Friday, January 2, 2009

New Year's Intentions/Hopes

Rissa posted her resolutions, so I thought I'd post intentions. I'm not very good at "resolving." I swear every time I resolve to do something, my brain finds ways to not do whatever I resolved to do. Yes, I even rebel against my own self. :-) I notice that whatever I try to force anything, something forces back just as strong. If I try to force down anger, the anger pushes back harder. So my biggest intention this year is to simply be with whatever my feelings are and not try to force myself into some half-formed ideal. That said, there are certain areas I'd like to change.

I've been noticing myself getting more & more stressed at work, and that is unlikely to change anytime soon in this economy. So these are things I intend to do to make my life (and my family's lives!) happier and healthier, and I hope that I won't sabotage myself.

1. Breathe. I notice that when I am stressed I stop breathing - I hold my breath. This does not help almost any situation. So when I am getting tight and upset at a situation I hope that I will notice that, and then take three deep breaths.

2. Un-round my shoulders. My shoulders habitually pull forward when I am feeling stress. It doesn't help that I work at a computer all day, then come home and play on the computer for at least an hour. :-) So I intend to stretch my shoulder muscles daily and strengthen the muscles in my upper back. And I hope that when I notice my shoulders pulling forward that I will refer to intention/hope number 1, breathe and let those shoulders fall back in a more relaxed position.

3. Hug my kids and try to listen to their incredibly long and confusing stories without going insane.

4. Never take the amazing Shane for granted. It seems like everything Shane does is intended to make my life easier.

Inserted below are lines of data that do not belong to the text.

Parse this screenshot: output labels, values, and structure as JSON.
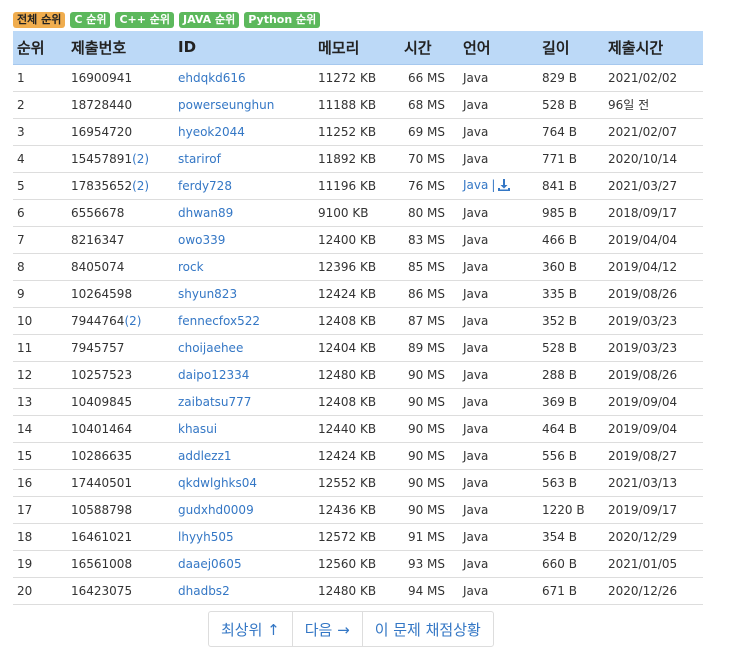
{
  "tabs": [
    {
      "label": "전체 순위",
      "active": true
    },
    {
      "label": "C 순위",
      "active": false
    },
    {
      "label": "C++ 순위",
      "active": false
    },
    {
      "label": "JAVA 순위",
      "active": false
    },
    {
      "label": "Python 순위",
      "active": false
    }
  ],
  "table": {
    "headers": [
      "순위",
      "제출번호",
      "ID",
      "메모리",
      "시간",
      "언어",
      "길이",
      "제출시간"
    ],
    "rows": [
      {
        "rank": "1",
        "submission": "16900941",
        "extra": "",
        "id": "ehdqkd616",
        "memory": "11272 KB",
        "time": "66 MS",
        "lang": "Java",
        "download": false,
        "length": "829 B",
        "submitted": "2021/02/02"
      },
      {
        "rank": "2",
        "submission": "18728440",
        "extra": "",
        "id": "powerseunghun",
        "memory": "11188 KB",
        "time": "68 MS",
        "lang": "Java",
        "download": false,
        "length": "528 B",
        "submitted": "96일 전"
      },
      {
        "rank": "3",
        "submission": "16954720",
        "extra": "",
        "id": "hyeok2044",
        "memory": "11252 KB",
        "time": "69 MS",
        "lang": "Java",
        "download": false,
        "length": "764 B",
        "submitted": "2021/02/07"
      },
      {
        "rank": "4",
        "submission": "15457891",
        "extra": "(2)",
        "id": "starirof",
        "memory": "11892 KB",
        "time": "70 MS",
        "lang": "Java",
        "download": false,
        "length": "771 B",
        "submitted": "2020/10/14"
      },
      {
        "rank": "5",
        "submission": "17835652",
        "extra": "(2)",
        "id": "ferdy728",
        "memory": "11196 KB",
        "time": "76 MS",
        "lang": "Java",
        "download": true,
        "length": "841 B",
        "submitted": "2021/03/27"
      },
      {
        "rank": "6",
        "submission": "6556678",
        "extra": "",
        "id": "dhwan89",
        "memory": "9100 KB",
        "time": "80 MS",
        "lang": "Java",
        "download": false,
        "length": "985 B",
        "submitted": "2018/09/17"
      },
      {
        "rank": "7",
        "submission": "8216347",
        "extra": "",
        "id": "owo339",
        "memory": "12400 KB",
        "time": "83 MS",
        "lang": "Java",
        "download": false,
        "length": "466 B",
        "submitted": "2019/04/04"
      },
      {
        "rank": "8",
        "submission": "8405074",
        "extra": "",
        "id": "rock",
        "memory": "12396 KB",
        "time": "85 MS",
        "lang": "Java",
        "download": false,
        "length": "360 B",
        "submitted": "2019/04/12"
      },
      {
        "rank": "9",
        "submission": "10264598",
        "extra": "",
        "id": "shyun823",
        "memory": "12424 KB",
        "time": "86 MS",
        "lang": "Java",
        "download": false,
        "length": "335 B",
        "submitted": "2019/08/26"
      },
      {
        "rank": "10",
        "submission": "7944764",
        "extra": "(2)",
        "id": "fennecfox522",
        "memory": "12408 KB",
        "time": "87 MS",
        "lang": "Java",
        "download": false,
        "length": "352 B",
        "submitted": "2019/03/23"
      },
      {
        "rank": "11",
        "submission": "7945757",
        "extra": "",
        "id": "choijaehee",
        "memory": "12404 KB",
        "time": "89 MS",
        "lang": "Java",
        "download": false,
        "length": "528 B",
        "submitted": "2019/03/23"
      },
      {
        "rank": "12",
        "submission": "10257523",
        "extra": "",
        "id": "daipo12334",
        "memory": "12480 KB",
        "time": "90 MS",
        "lang": "Java",
        "download": false,
        "length": "288 B",
        "submitted": "2019/08/26"
      },
      {
        "rank": "13",
        "submission": "10409845",
        "extra": "",
        "id": "zaibatsu777",
        "memory": "12408 KB",
        "time": "90 MS",
        "lang": "Java",
        "download": false,
        "length": "369 B",
        "submitted": "2019/09/04"
      },
      {
        "rank": "14",
        "submission": "10401464",
        "extra": "",
        "id": "khasui",
        "memory": "12440 KB",
        "time": "90 MS",
        "lang": "Java",
        "download": false,
        "length": "464 B",
        "submitted": "2019/09/04"
      },
      {
        "rank": "15",
        "submission": "10286635",
        "extra": "",
        "id": "addlezz1",
        "memory": "12424 KB",
        "time": "90 MS",
        "lang": "Java",
        "download": false,
        "length": "556 B",
        "submitted": "2019/08/27"
      },
      {
        "rank": "16",
        "submission": "17440501",
        "extra": "",
        "id": "qkdwlghks04",
        "memory": "12552 KB",
        "time": "90 MS",
        "lang": "Java",
        "download": false,
        "length": "563 B",
        "submitted": "2021/03/13"
      },
      {
        "rank": "17",
        "submission": "10588798",
        "extra": "",
        "id": "gudxhd0009",
        "memory": "12436 KB",
        "time": "90 MS",
        "lang": "Java",
        "download": false,
        "length": "1220 B",
        "submitted": "2019/09/17"
      },
      {
        "rank": "18",
        "submission": "16461021",
        "extra": "",
        "id": "lhyyh505",
        "memory": "12572 KB",
        "time": "91 MS",
        "lang": "Java",
        "download": false,
        "length": "354 B",
        "submitted": "2020/12/29"
      },
      {
        "rank": "19",
        "submission": "16561008",
        "extra": "",
        "id": "daaej0605",
        "memory": "12560 KB",
        "time": "93 MS",
        "lang": "Java",
        "download": false,
        "length": "660 B",
        "submitted": "2021/01/05"
      },
      {
        "rank": "20",
        "submission": "16423075",
        "extra": "",
        "id": "dhadbs2",
        "memory": "12480 KB",
        "time": "94 MS",
        "lang": "Java",
        "download": false,
        "length": "671 B",
        "submitted": "2020/12/26"
      }
    ]
  },
  "pager": {
    "top_label": "최상위 ↑",
    "next_label": "다음 →",
    "status_label": "이 문제 채점상황"
  },
  "colors": {
    "header_bg": "#bcd9f7",
    "link": "#3477c5",
    "tab_active": "#f0ad4e",
    "tab_green": "#5cb85c"
  },
  "icons": {
    "download": "download-icon"
  }
}
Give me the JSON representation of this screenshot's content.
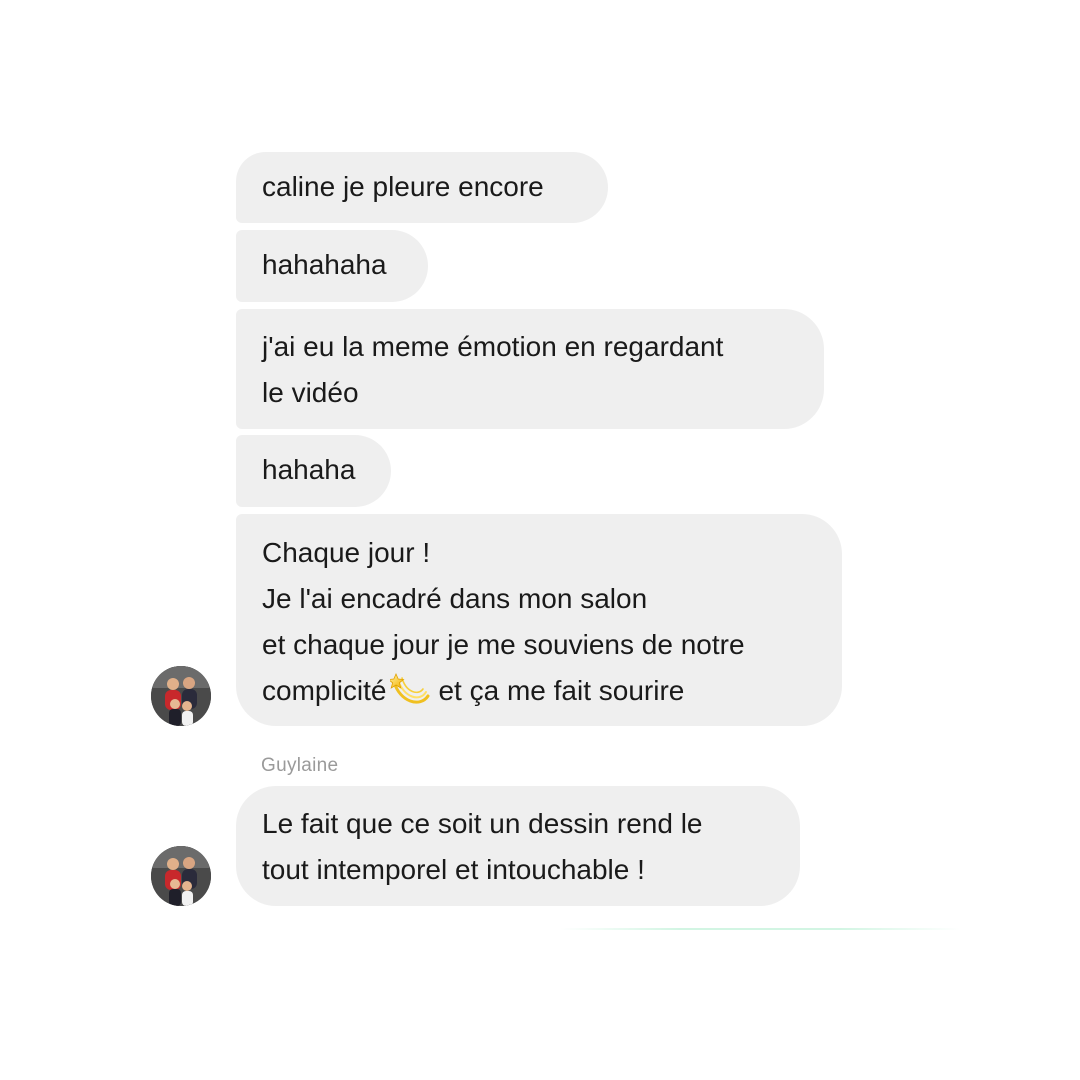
{
  "conversation": {
    "messages": [
      {
        "lines": [
          "caline je pleure encore"
        ]
      },
      {
        "lines": [
          "hahahaha"
        ]
      },
      {
        "lines": [
          "j'ai eu la meme émotion en regardant",
          "le vidéo"
        ]
      },
      {
        "lines": [
          "hahaha"
        ]
      },
      {
        "lines": [
          "Chaque jour !",
          "Je l'ai encadré dans mon salon",
          "et chaque jour je me souviens de notre",
          "complicité",
          "et ça me fait sourire"
        ]
      }
    ],
    "second_group": {
      "sender_name": "Guylaine",
      "messages": [
        {
          "lines": [
            "Le fait que ce soit un dessin rend le",
            "tout intemporel et intouchable !"
          ]
        }
      ]
    },
    "icons": {
      "inline_emoji": "dizzy-emoji",
      "avatar": "group-photo-avatar"
    },
    "colors": {
      "bubble_bg": "#efefef",
      "text": "#1a1a1a",
      "sender_name": "#9a9a9a",
      "background": "#ffffff"
    }
  }
}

5. Walk & bike whenever walking or biking is an option. I know that exercise is the key to my mental and physical well-being, and though I do reasonably well on this, I don't spend enough time walking etc. in the winter months. My hope is that by remembering how good I feel when I get some exercise I will want to get out there and move!

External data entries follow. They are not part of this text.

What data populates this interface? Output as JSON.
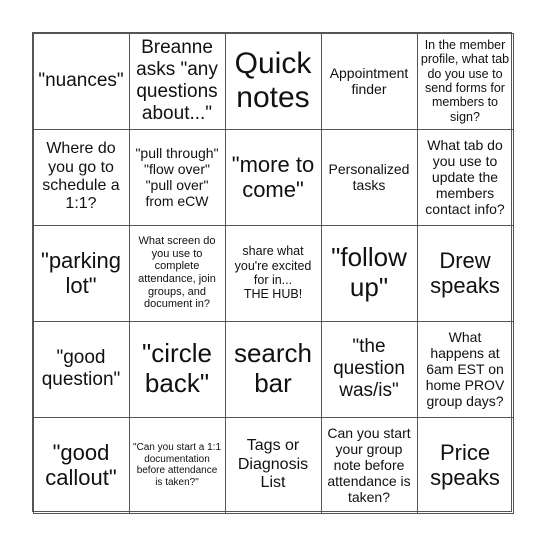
{
  "board": {
    "cells": [
      {
        "text": "\"nuances\""
      },
      {
        "text": "Breanne asks \"any questions about...\""
      },
      {
        "text": "Quick notes"
      },
      {
        "text": "Appointment finder"
      },
      {
        "text": "In the member profile, what tab do you use to send forms for members to sign?"
      },
      {
        "text": "Where do you go to schedule a 1:1?"
      },
      {
        "text": "\"pull through\"\n\"flow over\"\n\"pull over\" from eCW"
      },
      {
        "text": "\"more to come\""
      },
      {
        "text": "Personalized tasks"
      },
      {
        "text": "What tab do you use to update the members contact info?"
      },
      {
        "text": "\"parking lot\""
      },
      {
        "text": "What screen do you use to complete attendance, join groups, and document in?"
      },
      {
        "text": "share what you're excited for in...\nTHE HUB!"
      },
      {
        "text": "\"follow up\""
      },
      {
        "text": "Drew speaks"
      },
      {
        "text": "\"good question\""
      },
      {
        "text": "\"circle back\""
      },
      {
        "text": "search bar"
      },
      {
        "text": "\"the question was/is\""
      },
      {
        "text": "What happens at 6am EST on home PROV group days?"
      },
      {
        "text": "\"good callout\""
      },
      {
        "text": "\"Can you start a 1:1 documentation before attendance is taken?\""
      },
      {
        "text": "Tags or Diagnosis List"
      },
      {
        "text": "Can you start your group note before attendance is taken?"
      },
      {
        "text": "Price speaks"
      }
    ]
  }
}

6. Pay attention to my home's appearance and to clean with care and love, not frustration and anger. If I approach straightening up with anger and hate, I never want to do it. But hopefully if I can think of caring for my home as caring for my visual sanity and my family's health, it will be easier to pay attention the cleanliness of our home.

Thursday, January 1, 2009

Why the title?

Back in my law school days, my good buddy Bryan started describing things as being a certain number of "McPeck's" tall. Bryan always called me "McPeck!" and almost never Amanda. So, anyway, I thought if I was going to have to have a blog, I might as well make sure the public understood that it was only one McPeck tall (which is not very tall if you know any McPecks besides my siblings!).